「娶る」とは?意味や使い方をご紹介

「娶る」という言葉をご存知でしょうか?やや古風というイメージもある言葉ですので、馴染みがないという方もいらっしゃるかもしれません。しかし字のつくりをよく見ると、なんとなく意味が想像できるかもしれませんね。本記事では、「娶る」の意味や使い方をご紹介します。

目次

  1. 「娶る」の意味
  2. 「娶る」の使い方
  3. 「娶る」の同義語・類語
  4. 「娶る」の英語表現

「娶る」の意味

「娶る」は、<めと-る>と読み、「(男性が女性を)嫁にする、妻として迎える」という意味の言葉です。

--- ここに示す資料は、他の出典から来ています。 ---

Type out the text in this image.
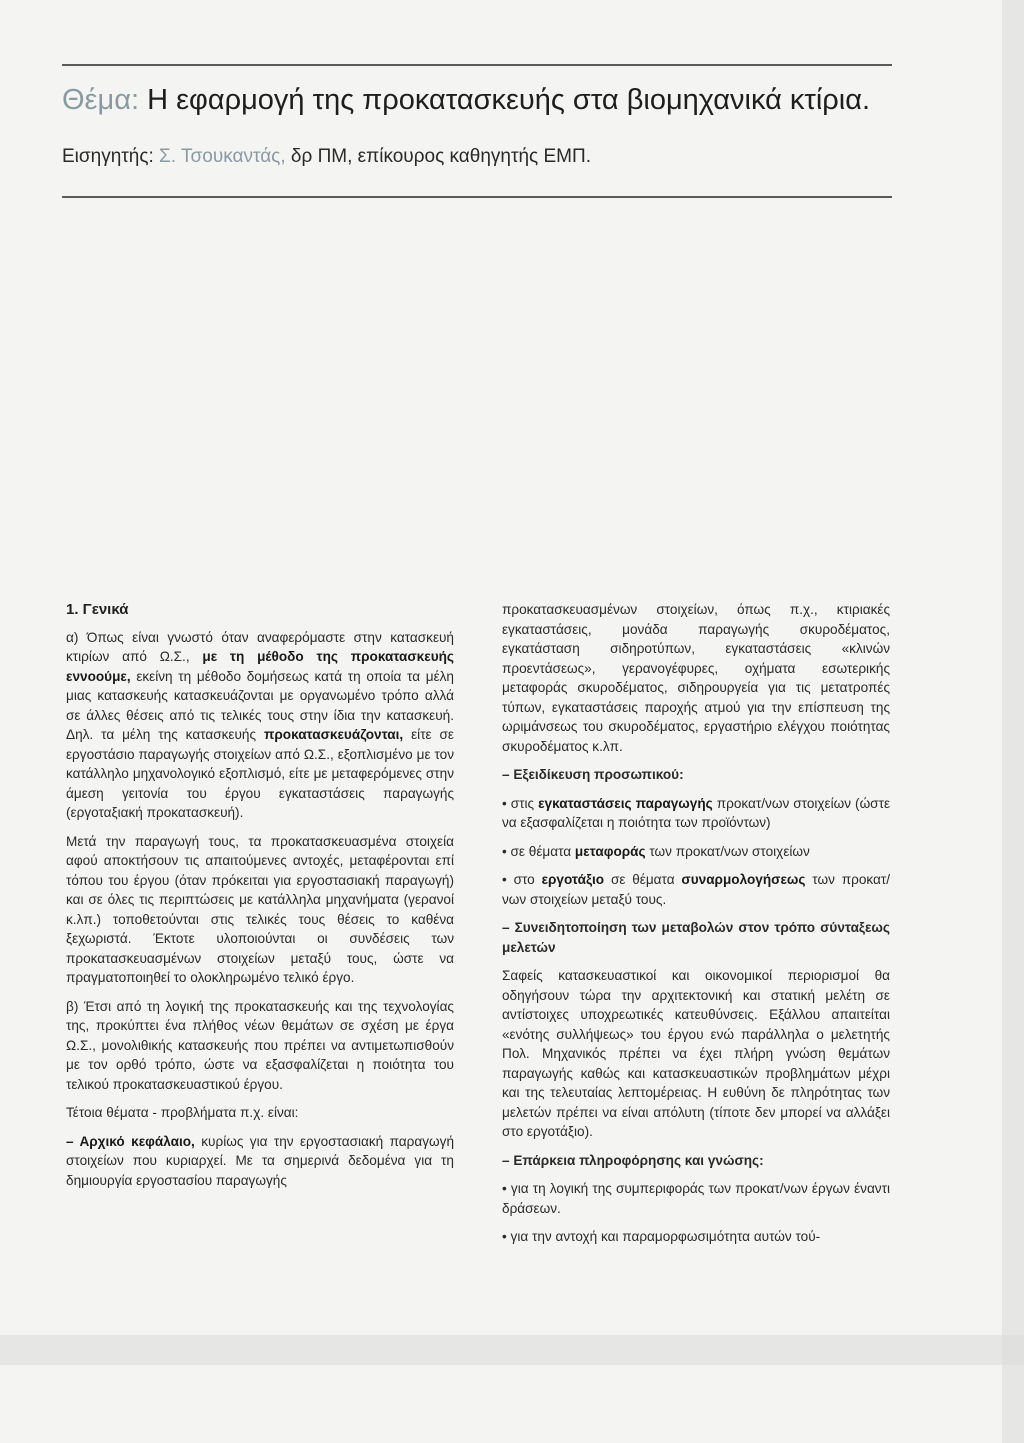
Θέμα: Η εφαρμογή της προκατασκευής στα βιομηχανικά κτίρια.
Εισηγητής: Σ. Τσουκαντάς, δρ ΠΜ, επίκουρος καθηγητής ΕΜΠ.
1. Γενικά

α) Όπως είναι γνωστό όταν αναφερόμαστε στην κατασκευή κτιρίων από Ω.Σ., με τη μέθοδο της προκατασκευής εννοούμε, εκείνη τη μέθοδο δομήσεως κατά τη οποία τα μέλη μιας κατασκευής κατασκευάζονται με οργανωμένο τρόπο αλλά σε άλλες θέσεις από τις τελικές τους στην ίδια την κατασκευή. Δηλ. τα μέλη της κατασκευής προκατασκευάζονται, είτε σε εργοστάσιο παραγωγής στοιχείων από Ω.Σ., εξοπλισμένο με τον κατάλληλο μηχανολογικό εξοπλισμό, είτε με μεταφερόμενες στην άμεση γειτονία του έργου εγκαταστάσεις παραγωγής (εργοταξιακή προκατασκευή).

Μετά την παραγωγή τους, τα προκατασκευασμένα στοιχεία αφού αποκτήσουν τις απαιτούμενες αντοχές, μεταφέρονται επί τόπου του έργου (όταν πρόκειται για εργοστασιακή παραγωγή) και σε όλες τις περιπτώσεις με κατάλληλα μηχανήματα (γερανοί κ.λπ.) τοποθετούνται στις τελικές τους θέσεις το καθένα ξεχωριστά. Έκτοτε υλοποιούνται οι συνδέσεις των προκατασκευασμένων στοιχείων μεταξύ τους, ώστε να πραγματοποιηθεί το ολοκληρωμένο τελικό έργο.

β) Έτσι από τη λογική της προκατασκευής και της τεχνολογίας της, προκύπτει ένα πλήθος νέων θεμάτων σε σχέση με έργα Ω.Σ., μονολιθικής κατασκευής που πρέπει να αντιμετωπισθούν με τον ορθό τρόπο, ώστε να εξασφαλίζεται η ποιότητα του τελικού προκατασκευαστικού έργου.

Τέτοια θέματα - προβλήματα π.χ. είναι:

– Αρχικό κεφάλαιο, κυρίως για την εργοστασιακή παραγωγή στοιχείων που κυριαρχεί. Με τα σημερινά δεδομένα για τη δημιουργία εργοστασίου παραγωγής

προκατασκευασμένων στοιχείων, όπως π.χ., κτιριακές εγκαταστάσεις, μονάδα παραγωγής σκυροδέματος, εγκατάσταση σιδηροτύπων, εγκαταστάσεις «κλινών προεντάσεως», γερανογέφυρες, οχήματα εσωτερικής μεταφοράς σκυροδέματος, σιδηρουργεία για τις μετατροπές τύπων, εγκαταστάσεις παροχής ατμού για την επίσπευση της ωριμάνσεως του σκυροδέματος, εργαστήριο ελέγχου ποιότητας σκυροδέματος κ.λπ.

– Εξειδίκευση προσωπικού:

• στις εγκαταστάσεις παραγωγής προκατ/νων στοιχείων (ώστε να εξασφαλίζεται η ποιότητα των προϊόντων)

• σε θέματα μεταφοράς των προκατ/νων στοιχείων

• στο εργοτάξιο σε θέματα συναρμολογήσεως των προκατ/νων στοιχείων μεταξύ τους.

– Συνειδητοποίηση των μεταβολών στον τρόπο σύνταξεως μελετών

Σαφείς κατασκευαστικοί και οικονομικοί περιορισμοί θα οδηγήσουν τώρα την αρχιτεκτονική και στατική μελέτη σε αντίστοιχες υποχρεωτικές κατευθύνσεις. Εξάλλου απαιτείται «ενότης συλλήψεως» του έργου ενώ παράλληλα ο μελετητής Πολ. Μηχανικός πρέπει να έχει πλήρη γνώση θεμάτων παραγωγής καθώς και κατασκευαστικών προβλημάτων μέχρι και της τελευταίας λεπτομέρειας. Η ευθύνη δε πληρότητας των μελετών πρέπει να είναι απόλυτη (τίποτε δεν μπορεί να αλλάξει στο εργοτάξιο).

– Επάρκεια πληροφόρησης και γνώσης:

• για τη λογική της συμπεριφοράς των προκατ/νων έργων έναντι δράσεων.

• για την αντοχή και παραμορφωσιμότητα αυτών τού-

「妻(め)を取る」に由来する言葉であり、漢字を見ても「取る」と「女」で成立していることがわかりますね。

「娶」の字は音読みで「シュ」と読み、「娶嫁」(しゅか:嫁をとること、嫁入り。「嫁娶」ともいう)などの熟語を作ります。

「娶る」の使い方

「娶る」という言葉は、男性の立場に立ち、特定の女性に対して「妻として迎える」という意味で使います。いわゆる「結婚」の意なのですが、男性主体の用語であることが特徴です。

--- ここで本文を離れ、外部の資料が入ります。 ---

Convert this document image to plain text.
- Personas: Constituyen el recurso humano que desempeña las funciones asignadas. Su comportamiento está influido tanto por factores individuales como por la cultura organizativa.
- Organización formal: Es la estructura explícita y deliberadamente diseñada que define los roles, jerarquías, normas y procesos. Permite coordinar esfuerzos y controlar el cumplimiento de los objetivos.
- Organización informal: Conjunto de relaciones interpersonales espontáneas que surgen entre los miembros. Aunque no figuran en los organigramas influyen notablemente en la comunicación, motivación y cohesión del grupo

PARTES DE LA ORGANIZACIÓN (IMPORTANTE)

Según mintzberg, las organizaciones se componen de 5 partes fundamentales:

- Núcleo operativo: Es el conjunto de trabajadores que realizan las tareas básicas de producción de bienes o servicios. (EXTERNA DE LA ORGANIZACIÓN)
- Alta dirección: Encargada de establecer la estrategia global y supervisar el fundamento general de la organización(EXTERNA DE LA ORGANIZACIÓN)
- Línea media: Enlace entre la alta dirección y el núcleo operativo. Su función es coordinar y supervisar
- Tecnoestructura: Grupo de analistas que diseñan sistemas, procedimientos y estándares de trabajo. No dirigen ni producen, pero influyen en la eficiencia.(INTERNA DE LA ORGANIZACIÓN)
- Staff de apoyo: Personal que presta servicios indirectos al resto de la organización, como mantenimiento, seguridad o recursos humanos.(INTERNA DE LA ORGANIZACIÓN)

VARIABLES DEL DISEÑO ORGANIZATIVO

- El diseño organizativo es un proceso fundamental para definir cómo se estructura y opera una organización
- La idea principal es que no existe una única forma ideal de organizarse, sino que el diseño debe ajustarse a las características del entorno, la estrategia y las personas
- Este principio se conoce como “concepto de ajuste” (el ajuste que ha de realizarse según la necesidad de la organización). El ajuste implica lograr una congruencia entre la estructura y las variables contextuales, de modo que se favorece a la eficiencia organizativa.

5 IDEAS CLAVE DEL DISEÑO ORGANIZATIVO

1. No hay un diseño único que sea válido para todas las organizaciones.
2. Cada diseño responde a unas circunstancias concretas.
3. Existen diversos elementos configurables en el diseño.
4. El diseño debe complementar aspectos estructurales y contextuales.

「娶る」は少々古風かつ、文語的な表現ですので、現代では「嫁にもらう」や「結婚する」と言ったほうが自然かもしれません。

「妻として迎えることができる」(可能)という場合は「娶れる」、女性の立場で「妻として迎え入れられる」(受動)という場合は「娶られる」とします。

例文

  • 長らく独身であった平次郎も、三十の時、同郷の万次郎の妹を娶ることになった。
  • 旅行好きであちこちを飛び回っていた私の友人も、スペインで出会った現地の女性を娶ったのち、彼女の祖国に永住を決めた。
  • 彼は一生妻を娶ることなく、その生涯すべてを研究に捧げた。

「娶る」が使えない場合もある

「娶る」は、あくまでも男性が主体となって妻を迎えるという言葉ですので、女性の目線から「結婚する(=ある男性を夫として迎える)」という意味で使うことはできません。

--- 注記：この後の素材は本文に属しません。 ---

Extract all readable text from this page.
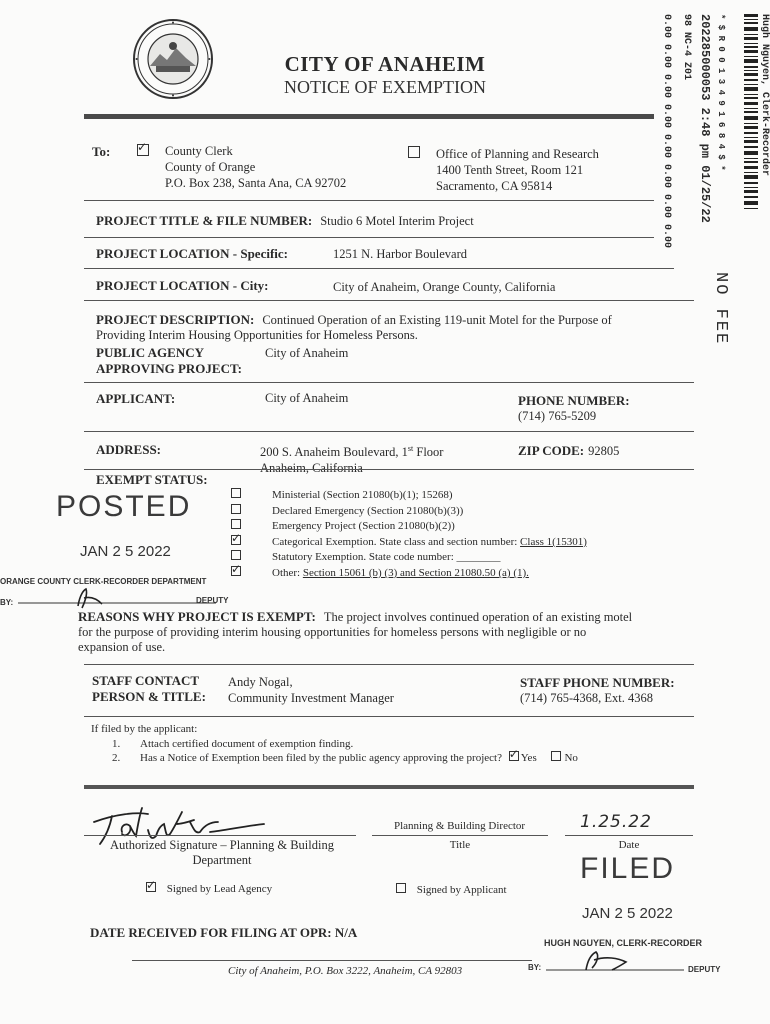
CITY OF ANAHEIM
NOTICE OF EXEMPTION	Hugh Nguyen, Clerk-Recorder
* $ R 0 0 1 3 4 9 1 6 8 4 $ *
202285000053 2:48 pm 01/25/22
98 NC-4 Z01
0.00 0.00 0.00 0.00 0.00 0.00 0.00 0.00
NO FEE
To: ✓	County Clerk
County of Orange
P.O. Box 238, Santa Ana, CA 92702
Office of Planning and Research
1400 Tenth Street, Room 121
Sacramento, CA 95814
PROJECT TITLE & FILE NUMBER: Studio 6 Motel Interim Project
PROJECT LOCATION - Specific:	1251 N. Harbor Boulevard
PROJECT LOCATION - City:	City of Anaheim, Orange County, California
PROJECT DESCRIPTION: Continued Operation of an Existing 119-unit Motel for the Purpose of
Providing Interim Housing Opportunities for Homeless Persons.
PUBLIC AGENCY
APPROVING PROJECT:
City of Anaheim
APPLICANT:	City of Anaheim	PHONE NUMBER:
(714) 765-5209
ADDRESS:	200 S. Anaheim Boulevard, 1st Floor	ZIP CODE: 92805
EXEMPT STATUS:
Ministerial (Section 21080(b)(1); 15268)
Declared Emergency (Section 21080(b)(3))
Emergency Project (Section 21080(b)(2))
✓Categorical Exemption. State class and section number: Class 1(15301)
Statutory Exemption. State code number: ________
✓Other: Section 15061 (b) (3) and Section 21080.50 (a) (1).
POSTED
JAN 2 5 2022
ORANGE COUNTY CLERK-RECORDER DEPARTMENT
BY:	DEPUTY
REASONS WHY PROJECT IS EXEMPT: The project involves continued operation of an existing motel
for the purpose of providing interim housing opportunities for homeless persons with negligible or no
expansion of use.
STAFF CONTACT
PERSON & TITLE:
Andy Nogal,
Community Investment Manager
STAFF PHONE NUMBER:
(714) 765-4368, Ext. 4368
If filed by the applicant:
1. Attach certified document of exemption finding.
2. Has a Notice of Exemption been filed by the public agency approving the project? ✓ Yes	No
Authorized Signature – Planning & Building
Department
Planning & Building Director
Title
1.25.22
Date
✓ Signed by Lead Agency	Signed by Applicant
FILED
JAN 2 5 2022
HUGH NGUYEN, CLERK-RECORDER
BY:	DEPUTY
DATE RECEIVED FOR FILING AT OPR: N/A
City of Anaheim, P.O. Box 3222, Anaheim, CA 92803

また、もし男性の目線に立っていたとしても、「婿養子に行く」場合には「妻として迎える」よりも「夫として迎えられる」ほうに重きがおかれるため、「娶る」は使用できません。

さらに、現代ではジェンダーや結婚にまつわる価値観も多様化しており、「男が妻を取る」のではなく、男と女が平等な立場で夫婦の契りを交わすという考え方も普及してきています。そのため、「娶る」という言葉が使われる場面は減少傾向にあるかもしれません。

「娶る」の同義語・類語

「娶る」の同義語・類語を以下にご紹介します。「誰が」「誰に対して」使う言葉であるのか、使い方に若干の差異がありますのでご注意ください。

結婚(婚姻)

「結婚」は、「男女が夫婦になる」という意味として現代において幅広く使用されています。「娶る」のように男性主体ということもなく、中立的で客観的な表現です。「恋愛結婚」や「お見合い結婚」といった慣用表現もよく知られていますね。

似た言葉に「婚姻」(こんいん)がありますが、「婚姻」は法律的に結婚を扱う言葉であり、法的には「婚姻届」を行政に提出することで結婚が成立します。

【例文】

  • 長年の想いが叶い、彼女と結婚した。先週、役所に婚姻届を提出したよ。

娶わせる

「娶わせる」(めあ-わせる)とは、「女性を結婚させる」という意味です。「妻(め)を合わせる」からきた言葉であり、「嫁(とつ)がせる」と同義語です。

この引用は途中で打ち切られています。